We’ve hit a couple of them already, but there was one other item coming out of the GOP platform committee which is causing a bit of a fuss and I wanted to touch on this topic before the actual convention begins. The subject in question is the amendment calling for the reform of the so called Johnson Amendment, the more than sixty year old law prohibiting churches and other tax exempt groups from political organizing activities and the endorsement of candidates. This was apparently something which Donald Trump was pushing for personally and it’s pleasing the evangelical base no end, which I’m sure is purely coincidental. (Time Magazine)
Early Wednesday morning, Donald Trump called Jerry Falwell Jr. and woke him up with news the Liberty University president has long been waiting to hear. The new Republican platform, the GOP nominee told Falwell, calls for the repeal of a half-century-old tax law prohibiting churches and tax-exempt institutions from political organizing.
“He was so excited,” Falwell says. “After 30 years of the so-called conservative leaders who have been elected by evangelicals, none of them thought to advocate for the repeal of the Johnson amendment, giving evangelical leaders political free speech. … He thinks it is going to be a revolution in the Christian world.”
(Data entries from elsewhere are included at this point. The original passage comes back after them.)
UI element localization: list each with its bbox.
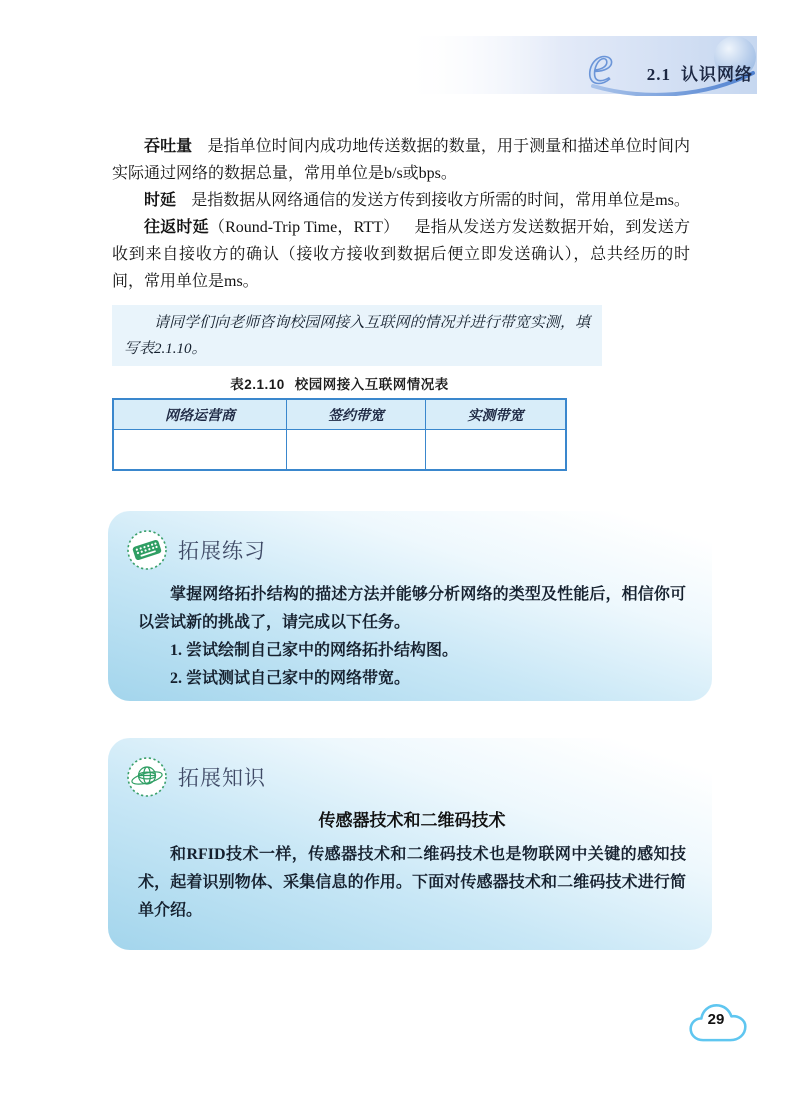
table-title: 校园网接入互联网情况表 [294,377,449,392]
definition-throughput [112,133,690,187]
chapter-header-band [400,36,757,96]
term-delay: 时延 [144,192,177,209]
table-row [113,430,566,471]
knowledge-subtitle: 传感器技术和二维码技术 [318,811,506,830]
section-title: 认识网络 [681,65,753,84]
col-header-isp: 网络运营商 [113,399,286,430]
activity-instruction: 请同学们向老师咨询校园网接入互联网的情况并进行带宽实测，填写表2.1.10。 [112,305,602,366]
definition-delay-text: 是指数据从网络通信的发送方传到接收方所需的时间，常用单位是ms。 [191,192,690,209]
cell-contract-bandwidth [286,430,425,471]
logo-e-icon: e [588,36,613,96]
col-header-measured-bandwidth: 实测带宽 [426,399,566,430]
table-caption [112,373,567,393]
col-header-contract-bandwidth: 签约带宽 [286,399,425,430]
practice-box-title: 拓展练习 [178,540,266,563]
practice-box [108,511,712,701]
keyboard-icon [126,529,168,571]
practice-task-2: 2. 尝试测试自己家中的网络带宽。 [170,670,411,687]
practice-box-header [126,529,686,571]
page-number: 29 [707,1011,725,1028]
cell-isp [113,430,286,471]
term-throughput: 吞吐量 [144,138,193,155]
table-header-row [113,399,566,430]
practice-intro: 掌握网络拓扑结构的描述方法并能够分析网络的类型及性能后，相信你可以尝试新的挑战了，请完成以下任务。 [138,586,686,631]
definition-rtt-text: 是指从发送方发送数据开始，到发送方收到来自接收方的确认（接收方接收到数据后便立即发送确认），总共经历的时间，常用单位是ms。 [112,219,690,290]
definition-throughput-text: 是指单位时间内成功地传送数据的数量，用于测量和描述单位时间内实际通过网络的数据总量，常用单位是b/s或bps。 [112,138,690,182]
knowledge-box-header [126,756,686,798]
page-body [112,133,690,950]
practice-task-1: 1. 尝试绘制自己家中的网络拓扑结构图。 [170,642,459,659]
isp-bandwidth-table [112,398,567,471]
knowledge-box [108,738,712,950]
knowledge-body: 和RFID技术一样，传感器技术和二维码技术也是物联网中关键的感知技术，起着识别物体、采集信息的作用。下面对传感器技术和二维码技术进行简单介绍。 [138,846,686,919]
definition-delay [112,187,690,214]
section-number: 2.1 [646,65,671,84]
globe-icon [126,756,168,798]
cell-measured-bandwidth [426,430,566,471]
term-rtt: 往返时延 [144,219,209,236]
table-number: 表2.1.10 [230,377,285,392]
definition-rtt [112,214,690,295]
knowledge-box-title: 拓展知识 [178,767,266,790]
section-heading [603,60,753,85]
term-rtt-english: （Round-Trip Time，RTT） [208,219,400,236]
page-number-cloud [688,1000,748,1046]
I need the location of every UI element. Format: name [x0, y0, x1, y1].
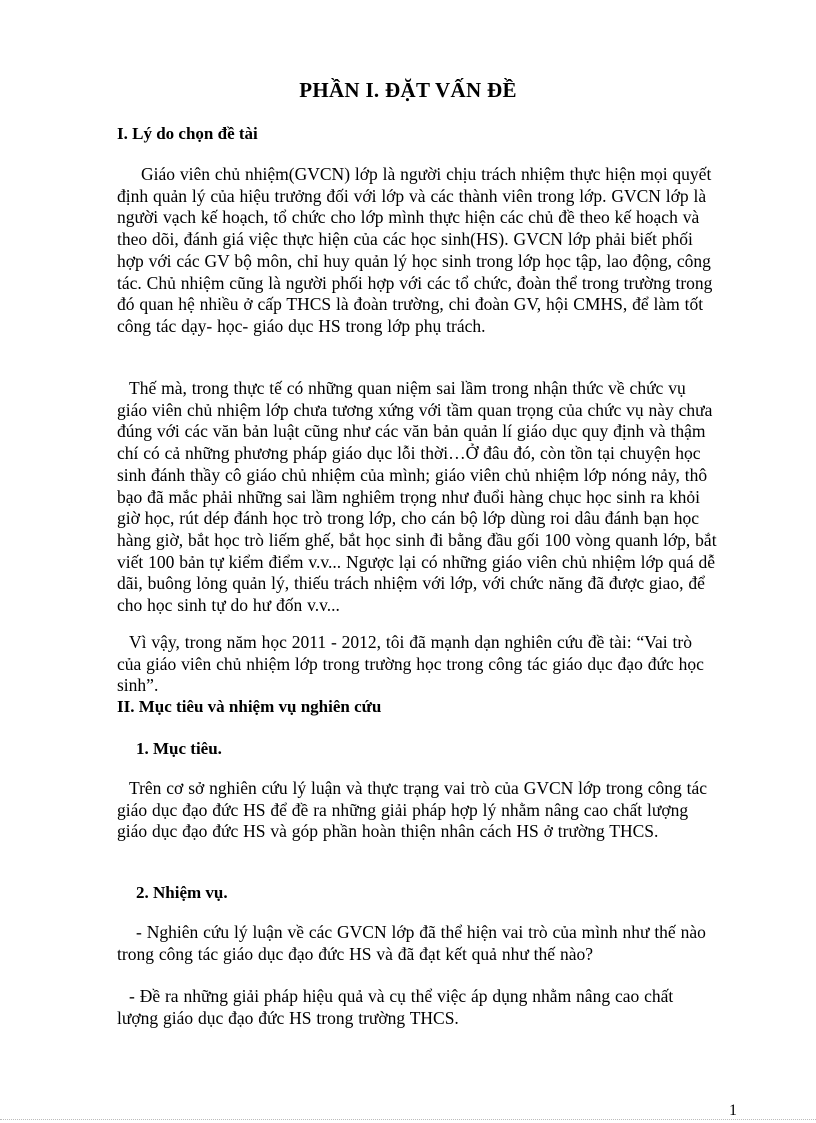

While this is one of those topics where I generally run pretty far afield from most of my Republican friends, I wanted to highlight this movement and express my opposition to it. I understand that it’s difficult to argue against a proposal where the general perception is that it’s almost entirely “your side” which benefits from it, but there are larger issues in play here. It’s true that many of the churches where a desire to be more actively involved in the political process is seen are largely attended by conservatives and would likely endorse popular candidates. But I would first note that this isn’t always the case. There are plenty of churches, particularly in urban areas, with significant liberal Democratic congregations and they would inherit the same benefit.
But far more to the point is my belief that preaching politics from the pulpit and using that platform to encourage the election of any candidate from either party is simply wrong. We give churches tax exempt status for a variety of reasons, but one of them is that they are outside of the political and governmental body of the nation. Further, a preacher telling you to vote for Candidate A over Candidate B isn’t just appealing to your intelligence and general sensibilities. They are speaking with the authority of the Almighty and providing you with guidance as to the maintenance of your immortal soul. This provides them with a position of vastly undue influence over your choices. It’s a parallel to the reason we don’t allow doctors to engage in sexual relations with their patients… they simply hold too much influence over them from positions of assumed trust.
As I said at the top, I do understand the appeal of a proposal such as this, but it’s an unwise position to take. Be careful what you wish for, and keep the shepherding of the flock separate from the conversion of the voters.